In the spirit of the Inter-American Democratic Charter -- a
new tool created on the heels of the Sept. 11 attacks --
Aristide needs to work with the OAS to allow an independent
investigation into allegations of violence and corruption,
mediate a truce between the government and the opposition
and strengthen government institutions to allow democracy
to flourish.

To borrow the words of Haiti's ambassador to the OAS,
Aristide's government needs to build bridges rather than
walls.

But that is just the start. Ending the current political
stalemate and resolving questions surrounding the recent
attempted coup alone will not create a viable democracy in
Haiti. In the long-term, Haiti can succeed if -- and only
if -- the government takes responsibility for the situation
and resolves to end violence, eliminate corruption, create
free markets, allow for the privatization of industries,
improve the judicial system, respect human rights and
develop a sustainable system of agriculture.

In the meantime, the United States also must take
responsibility by continuing and sizeably increasing our
humanitarian efforts in Haiti. We have a moral obligation
to stay committed to the people -- irrespective of what the
Haitian government does or does not do.

Already, we have cut too much of the aid that goes to the
non-governmental organizations dedicated to feeding
starving Haitian children; teaching the men and women
better, more-effective methods of farming; and instituting
much-needed health care programs. Last year, we provided
$77 million in humanitarian aid. This year, that figure has
dropped to $55 million. This is simply not acceptable.

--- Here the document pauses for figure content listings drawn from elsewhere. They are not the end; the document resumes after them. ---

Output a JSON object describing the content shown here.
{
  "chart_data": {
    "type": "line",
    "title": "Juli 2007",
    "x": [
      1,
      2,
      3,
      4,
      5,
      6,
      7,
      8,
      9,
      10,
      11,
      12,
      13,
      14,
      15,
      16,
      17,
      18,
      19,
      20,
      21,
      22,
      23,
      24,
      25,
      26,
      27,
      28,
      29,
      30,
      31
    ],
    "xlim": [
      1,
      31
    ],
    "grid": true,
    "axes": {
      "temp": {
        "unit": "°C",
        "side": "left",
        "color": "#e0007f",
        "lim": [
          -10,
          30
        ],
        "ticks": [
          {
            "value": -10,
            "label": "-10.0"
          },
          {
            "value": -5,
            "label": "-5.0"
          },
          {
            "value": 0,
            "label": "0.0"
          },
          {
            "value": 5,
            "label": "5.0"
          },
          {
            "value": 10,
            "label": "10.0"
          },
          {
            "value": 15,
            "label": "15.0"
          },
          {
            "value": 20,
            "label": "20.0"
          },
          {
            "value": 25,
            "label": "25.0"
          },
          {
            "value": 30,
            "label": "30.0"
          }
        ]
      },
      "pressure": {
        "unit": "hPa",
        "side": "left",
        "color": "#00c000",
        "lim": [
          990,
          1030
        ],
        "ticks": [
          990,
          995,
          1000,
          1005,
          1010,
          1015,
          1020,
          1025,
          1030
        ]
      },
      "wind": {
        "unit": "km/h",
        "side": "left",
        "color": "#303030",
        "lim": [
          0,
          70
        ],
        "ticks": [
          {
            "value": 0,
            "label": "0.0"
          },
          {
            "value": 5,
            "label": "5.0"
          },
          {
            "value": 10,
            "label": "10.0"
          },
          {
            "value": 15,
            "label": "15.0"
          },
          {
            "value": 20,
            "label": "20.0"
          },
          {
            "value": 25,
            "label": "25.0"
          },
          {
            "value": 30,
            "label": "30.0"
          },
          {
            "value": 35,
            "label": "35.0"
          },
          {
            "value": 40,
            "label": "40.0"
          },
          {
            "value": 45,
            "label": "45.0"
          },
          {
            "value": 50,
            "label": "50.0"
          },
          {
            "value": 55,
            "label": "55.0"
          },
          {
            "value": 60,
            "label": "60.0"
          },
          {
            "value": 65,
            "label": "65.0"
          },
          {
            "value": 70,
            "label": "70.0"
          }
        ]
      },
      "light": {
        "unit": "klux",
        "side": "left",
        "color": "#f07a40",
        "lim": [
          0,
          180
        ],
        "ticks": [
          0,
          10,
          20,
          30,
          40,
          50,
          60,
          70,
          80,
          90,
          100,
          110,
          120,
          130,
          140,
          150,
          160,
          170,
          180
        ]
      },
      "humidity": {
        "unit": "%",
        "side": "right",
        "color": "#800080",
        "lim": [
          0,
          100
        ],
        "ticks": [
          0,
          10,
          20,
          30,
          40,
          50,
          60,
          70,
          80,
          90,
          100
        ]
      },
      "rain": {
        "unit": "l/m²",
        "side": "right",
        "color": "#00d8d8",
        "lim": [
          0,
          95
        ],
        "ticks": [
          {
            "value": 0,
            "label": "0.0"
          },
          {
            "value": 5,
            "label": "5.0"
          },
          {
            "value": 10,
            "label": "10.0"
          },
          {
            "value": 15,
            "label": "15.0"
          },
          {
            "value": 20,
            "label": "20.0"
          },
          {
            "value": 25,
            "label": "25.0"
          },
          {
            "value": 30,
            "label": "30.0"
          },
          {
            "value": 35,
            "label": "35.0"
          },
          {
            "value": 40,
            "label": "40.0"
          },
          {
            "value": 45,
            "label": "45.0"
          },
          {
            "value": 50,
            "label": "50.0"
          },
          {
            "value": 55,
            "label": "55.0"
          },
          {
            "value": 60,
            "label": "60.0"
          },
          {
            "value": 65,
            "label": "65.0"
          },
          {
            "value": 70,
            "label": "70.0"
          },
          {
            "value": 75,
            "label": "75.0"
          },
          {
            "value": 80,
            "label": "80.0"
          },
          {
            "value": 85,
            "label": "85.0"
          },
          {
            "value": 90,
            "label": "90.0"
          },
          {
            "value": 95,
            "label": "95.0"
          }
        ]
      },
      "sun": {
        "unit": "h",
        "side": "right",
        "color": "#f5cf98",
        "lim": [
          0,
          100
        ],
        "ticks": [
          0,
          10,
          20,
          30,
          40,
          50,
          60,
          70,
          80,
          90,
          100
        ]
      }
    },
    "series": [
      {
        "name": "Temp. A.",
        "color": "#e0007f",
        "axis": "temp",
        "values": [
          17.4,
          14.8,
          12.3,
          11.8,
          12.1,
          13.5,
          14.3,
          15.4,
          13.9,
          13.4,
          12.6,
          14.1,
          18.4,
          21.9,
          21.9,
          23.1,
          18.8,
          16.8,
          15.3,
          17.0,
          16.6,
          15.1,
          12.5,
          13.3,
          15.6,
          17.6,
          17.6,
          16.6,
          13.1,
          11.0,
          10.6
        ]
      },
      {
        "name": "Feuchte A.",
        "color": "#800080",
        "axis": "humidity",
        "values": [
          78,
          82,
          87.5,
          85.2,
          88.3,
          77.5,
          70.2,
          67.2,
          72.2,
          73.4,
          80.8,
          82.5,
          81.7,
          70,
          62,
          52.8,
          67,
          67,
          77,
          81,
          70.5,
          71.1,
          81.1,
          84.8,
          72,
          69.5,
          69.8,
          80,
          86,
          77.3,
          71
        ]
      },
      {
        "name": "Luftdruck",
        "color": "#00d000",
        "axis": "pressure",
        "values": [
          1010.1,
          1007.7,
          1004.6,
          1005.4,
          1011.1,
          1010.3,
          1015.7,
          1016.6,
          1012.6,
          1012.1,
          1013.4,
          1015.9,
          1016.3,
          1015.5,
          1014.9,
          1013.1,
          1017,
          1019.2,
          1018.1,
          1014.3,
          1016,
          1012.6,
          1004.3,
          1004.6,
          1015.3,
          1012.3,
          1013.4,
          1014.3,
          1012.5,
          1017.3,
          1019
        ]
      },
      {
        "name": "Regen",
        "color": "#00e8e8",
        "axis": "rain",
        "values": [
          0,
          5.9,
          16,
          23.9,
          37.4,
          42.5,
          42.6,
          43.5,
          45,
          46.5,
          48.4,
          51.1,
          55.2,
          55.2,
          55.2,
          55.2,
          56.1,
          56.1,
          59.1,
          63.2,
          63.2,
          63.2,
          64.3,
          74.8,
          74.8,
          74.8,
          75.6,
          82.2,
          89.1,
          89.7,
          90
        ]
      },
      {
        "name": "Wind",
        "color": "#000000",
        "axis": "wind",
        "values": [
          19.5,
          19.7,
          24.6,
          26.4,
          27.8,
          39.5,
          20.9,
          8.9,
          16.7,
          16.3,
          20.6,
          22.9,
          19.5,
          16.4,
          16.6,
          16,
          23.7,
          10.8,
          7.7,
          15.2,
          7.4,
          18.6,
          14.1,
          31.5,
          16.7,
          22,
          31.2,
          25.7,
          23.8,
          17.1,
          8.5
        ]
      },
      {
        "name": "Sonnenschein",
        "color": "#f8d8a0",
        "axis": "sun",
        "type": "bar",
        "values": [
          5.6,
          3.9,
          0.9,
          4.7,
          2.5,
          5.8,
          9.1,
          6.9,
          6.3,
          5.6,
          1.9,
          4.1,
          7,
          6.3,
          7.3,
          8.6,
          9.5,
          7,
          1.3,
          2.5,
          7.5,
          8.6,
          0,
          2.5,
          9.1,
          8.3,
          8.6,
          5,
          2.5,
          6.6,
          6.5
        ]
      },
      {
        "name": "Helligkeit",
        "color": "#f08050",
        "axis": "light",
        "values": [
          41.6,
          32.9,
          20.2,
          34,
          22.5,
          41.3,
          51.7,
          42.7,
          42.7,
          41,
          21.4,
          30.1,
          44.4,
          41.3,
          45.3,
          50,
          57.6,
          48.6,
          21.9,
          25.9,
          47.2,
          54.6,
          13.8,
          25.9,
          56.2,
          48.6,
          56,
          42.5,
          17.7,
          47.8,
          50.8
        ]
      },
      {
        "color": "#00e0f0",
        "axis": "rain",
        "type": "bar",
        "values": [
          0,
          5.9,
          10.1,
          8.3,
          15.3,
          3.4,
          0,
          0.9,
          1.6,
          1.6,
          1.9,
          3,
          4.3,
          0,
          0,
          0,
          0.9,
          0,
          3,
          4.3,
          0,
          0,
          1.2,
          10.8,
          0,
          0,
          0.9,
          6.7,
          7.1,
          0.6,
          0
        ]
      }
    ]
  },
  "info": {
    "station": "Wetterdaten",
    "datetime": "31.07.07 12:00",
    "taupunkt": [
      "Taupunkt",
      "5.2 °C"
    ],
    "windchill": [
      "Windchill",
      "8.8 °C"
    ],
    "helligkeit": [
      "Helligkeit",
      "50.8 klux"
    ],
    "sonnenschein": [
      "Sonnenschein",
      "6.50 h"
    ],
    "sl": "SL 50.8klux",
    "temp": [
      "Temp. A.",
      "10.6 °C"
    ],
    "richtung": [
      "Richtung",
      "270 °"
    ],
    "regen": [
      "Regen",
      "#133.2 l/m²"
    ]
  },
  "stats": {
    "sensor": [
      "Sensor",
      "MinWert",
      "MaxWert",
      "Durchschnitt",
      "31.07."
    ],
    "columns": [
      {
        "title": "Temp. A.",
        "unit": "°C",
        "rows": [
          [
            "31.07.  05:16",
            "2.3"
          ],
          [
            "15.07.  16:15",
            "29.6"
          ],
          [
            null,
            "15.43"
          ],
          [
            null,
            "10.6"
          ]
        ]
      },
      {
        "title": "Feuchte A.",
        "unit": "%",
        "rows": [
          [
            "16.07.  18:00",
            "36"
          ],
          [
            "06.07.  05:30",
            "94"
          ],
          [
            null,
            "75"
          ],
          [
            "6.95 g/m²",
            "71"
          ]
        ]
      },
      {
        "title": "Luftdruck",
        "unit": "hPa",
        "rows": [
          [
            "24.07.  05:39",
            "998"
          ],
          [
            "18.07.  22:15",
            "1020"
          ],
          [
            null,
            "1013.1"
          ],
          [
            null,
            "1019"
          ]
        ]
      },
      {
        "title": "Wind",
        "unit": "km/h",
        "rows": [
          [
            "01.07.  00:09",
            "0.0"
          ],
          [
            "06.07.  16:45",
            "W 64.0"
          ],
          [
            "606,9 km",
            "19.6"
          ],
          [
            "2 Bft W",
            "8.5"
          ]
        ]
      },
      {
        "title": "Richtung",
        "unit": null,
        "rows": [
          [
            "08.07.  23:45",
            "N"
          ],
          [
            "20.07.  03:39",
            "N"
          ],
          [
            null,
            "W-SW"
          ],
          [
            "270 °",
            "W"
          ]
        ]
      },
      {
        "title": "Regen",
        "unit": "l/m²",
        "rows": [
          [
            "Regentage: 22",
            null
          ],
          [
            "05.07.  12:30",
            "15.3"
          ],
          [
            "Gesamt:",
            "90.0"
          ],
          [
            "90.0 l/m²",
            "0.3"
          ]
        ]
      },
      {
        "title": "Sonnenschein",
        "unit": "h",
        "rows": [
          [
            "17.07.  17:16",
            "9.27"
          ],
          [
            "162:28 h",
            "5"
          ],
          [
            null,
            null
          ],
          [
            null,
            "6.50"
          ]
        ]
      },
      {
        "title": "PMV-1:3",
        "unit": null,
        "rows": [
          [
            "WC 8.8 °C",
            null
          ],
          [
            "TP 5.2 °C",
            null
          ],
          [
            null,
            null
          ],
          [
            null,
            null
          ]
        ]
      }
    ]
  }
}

We are at a crossroads. Aristide and the political rulers
have a simple choice -- break with history and create a
stable political system and a free, democratic market
economy; or perpetuate the needless, bloody tragedy that
confines future generations of Haitians to lives of
disillusionment and despair.

The choice is theirs -- the consequences belong to us all.

Mike DeWine, a Republican, is a U.S. senator from Ohio.